After all, their town has been in the crosshairs of literally thousands of missiles and mortars fired from Gaza. Those Israeli children live with all the signs of trauma, knowing that, with only 15 seconds warning, they could be hit at any time in their schools, their parks, or their beds. Yet, during my visit there last week, for some reason, those children and their parents had yet to hear you speak out for them. What a pity.
And the children of Iran could use your help as well. According to human rights groups, Iran has no compunction about executing children or those who were children when their crimes were allegedly committed.
Oh, and by the way, your compassionate help would also undoubtedly be welcomed by others under the gun in Iran, including women’s rights activists, union organizers, student protesters, independent journalists, reformist politicians, and religious minorities. And let’s not forget, once again, the children of Israel, who, according to the Iranian president, don’t have a right to live.
But wait. A Google search about you reveals nothing, not a single word, regarding your views on Zimbabwe, Congo, Afghanistan, Pakistan, Sderot, or Iran. Or, for that matter, Burma, Darfur, Syria. Shall I go on?

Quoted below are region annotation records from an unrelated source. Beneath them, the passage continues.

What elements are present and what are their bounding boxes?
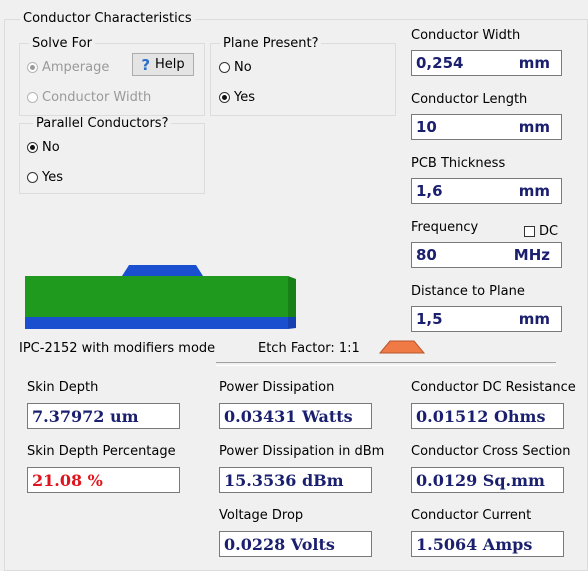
dc-checkbox[interactable] (524, 226, 535, 237)
section-title: Conductor Characteristics (20, 11, 195, 26)
radio-plane-no-label: No (234, 60, 252, 75)
frequency-unit: MHz (513, 246, 550, 264)
pcb-thickness-input[interactable]: 1,6 mm (411, 178, 562, 204)
pcb-substrate-side (288, 276, 296, 317)
pcb-thickness-unit: mm (518, 182, 550, 200)
radio-parallel-yes[interactable]: Yes (27, 170, 63, 185)
conductor-width-unit: mm (518, 54, 550, 72)
radio-indicator (27, 92, 38, 103)
skin-depth-output: 7.37972 um (27, 403, 180, 429)
conductor-dc-resistance-output: 0.01512 Ohms (411, 403, 564, 429)
power-dissipation-dbm-output: 15.3536 dBm (219, 467, 372, 493)
conductor-length-unit: mm (518, 118, 550, 136)
copper-trace (122, 265, 203, 276)
conductor-width-value: 0,254 (416, 54, 464, 72)
radio-parallel-yes-label: Yes (42, 170, 63, 185)
radio-conductor-width-label: Conductor Width (42, 90, 152, 105)
help-question-icon: ? (141, 55, 151, 74)
conductor-cross-section-label: Conductor Cross Section (411, 444, 571, 459)
conductor-width-input[interactable]: 0,254 mm (411, 50, 562, 76)
parallel-conductors-legend: Parallel Conductors? (33, 116, 172, 131)
help-button-label: Help (155, 57, 185, 72)
dc-checkbox-label: DC (539, 224, 559, 239)
ground-plane-side (288, 317, 296, 329)
radio-indicator (219, 62, 230, 73)
distance-to-plane-value: 1,5 (416, 310, 443, 328)
radio-conductor-width[interactable]: Conductor Width (27, 90, 151, 105)
radio-amperage-label: Amperage (42, 60, 110, 75)
radio-indicator (219, 92, 230, 103)
radio-plane-yes[interactable]: Yes (219, 90, 255, 105)
radio-parallel-no[interactable]: No (27, 140, 60, 155)
conductor-length-value: 10 (416, 118, 437, 136)
pcb-cross-section-illustration (25, 265, 296, 329)
skin-depth-percentage-output: 21.08 % (27, 467, 180, 493)
distance-to-plane-unit: mm (518, 310, 550, 328)
radio-plane-yes-label: Yes (234, 90, 255, 105)
power-dissipation-dbm-label: Power Dissipation in dBm (219, 444, 385, 459)
frequency-value: 80 (416, 246, 437, 264)
conductor-length-label: Conductor Length (411, 92, 528, 107)
voltage-drop-label: Voltage Drop (219, 508, 304, 523)
radio-plane-no[interactable]: No (219, 60, 252, 75)
pcb-thickness-label: PCB Thickness (411, 156, 506, 171)
solve-for-legend: Solve For (29, 36, 95, 51)
help-button[interactable]: ? Help (132, 53, 194, 76)
mode-text: IPC-2152 with modifiers mode (19, 341, 216, 356)
frequency-label: Frequency (411, 220, 479, 235)
radio-indicator (27, 62, 38, 73)
results-divider (216, 362, 556, 366)
conductor-current-label: Conductor Current (411, 508, 532, 523)
conductor-current-output: 1.5064 Amps (411, 531, 564, 557)
radio-indicator (27, 142, 38, 153)
pcb-substrate (25, 276, 288, 317)
etch-factor-text: Etch Factor: 1:1 (258, 341, 360, 356)
frequency-input[interactable]: 80 MHz (411, 242, 562, 268)
voltage-drop-output: 0.0228 Volts (219, 531, 372, 557)
ground-plane (25, 317, 288, 329)
skin-depth-label: Skin Depth (27, 380, 99, 395)
conductor-dc-resistance-label: Conductor DC Resistance (411, 380, 576, 395)
skin-depth-percentage-label: Skin Depth Percentage (27, 444, 176, 459)
radio-indicator (27, 172, 38, 183)
power-dissipation-label: Power Dissipation (219, 380, 335, 395)
pcb-thickness-value: 1,6 (416, 182, 443, 200)
conductor-length-input[interactable]: 10 mm (411, 114, 562, 140)
radio-parallel-no-label: No (42, 140, 60, 155)
radio-amperage[interactable]: Amperage (27, 60, 109, 75)
etch-factor-trapezoid-icon (378, 340, 426, 354)
plane-present-legend: Plane Present? (220, 36, 322, 51)
power-dissipation-output: 0.03431 Watts (219, 403, 372, 429)
conductor-width-label: Conductor Width (411, 28, 521, 43)
distance-to-plane-input[interactable]: 1,5 mm (411, 306, 562, 332)
distance-to-plane-label: Distance to Plane (411, 284, 525, 299)
plane-present-group (210, 43, 396, 116)
conductor-cross-section-output: 0.0129 Sq.mm (411, 467, 564, 493)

Only Israel, faced with those who wish to destroy it, manages to prompt your impassioned correspondence and righteous indignation. Why?
No less, your stunning lack of education extends beyond the contemporary world to 20th century history, specifically the Holocaust.
Your invocation of the Holocaust to describe what’s taken place in Gaza is, frankly, nothing short of obscene.
Your claim that the grandchildren of the survivors are doing to the Palestinians exactly what was done to them goes beyond any norm of decency, much less honesty.
Approve or disapprove of the Israeli military operation, but there is no basis whatsoever for such a comparison.
When Israel entered Gaza in a war of self-defense in 1967, the population was 360,000. After Israel withdrew totally from Gaza in 2005, it was estimated at 1.4 million.
Would that the Jewish population under Nazi rule had quadrupled.
When Israel entered Gaza in 1967, life expectancy for women was 46. When it left Gaza, it was 73.
Shall we even bother to discuss life expectancy for Jews under Nazi occupation?
The Second World War in Europe lasted from Sept. 1, 1939 to May 8, 1945 — 68 months in all. That means an average monthly extermination rate of nearly 90,000 Jews.
Compare that to the total number of victims in Gaza over three weeks —roughly guesstimated at more or less 1,000 — and recall that the majority were armed fighters committed to Israel’s destruction, who used civilians, including children, as human shields, mosques as arms depots, and hospitals as sanctuaries.
Believe me, Ms. Lilleng, if the “grandchildren of the Holocaust survivors” had wanted to do exactly what the Nazis did to their grandparents, they would have unleashed their full air, land, and sea power. They would have thrown the Israel Defense Forces’ ethical guidelines to the wind, kicked out the U.N. and Red Cross personnel on the ground, stopped humanitarian transports of food, fuel, and medicine, prevented media reporting, and left absolutely nothing — and no one — standing.
Unless, of course, they needed slave labor, in which case they would have carted off the able-bodied to work in Auschwitz replicas until they dropped. Or material for ghoulish medical experimentation, in which case, in the spirit of Mengele, they would have kept Palestinian twins alive temporarily.
But Israel didn’t do any of these things. It’s a peace-seeking democracy dedicated to the rule of law — unlike so many of the countries whose horrific sins you blithely choose to overlook.
What are we to make of your selective moral outrage and rank hypocrisy?
You ought to take a look in the mirror and ask yourself why Israel, and only Israel, makes your blood boil and leads you to speak out, even at the risk of grossly distorting both reality and history.
The answer, Ms. Lilleng, should be painfully obvious.

(David A. Harris is executive director of the American Jewish Committee.)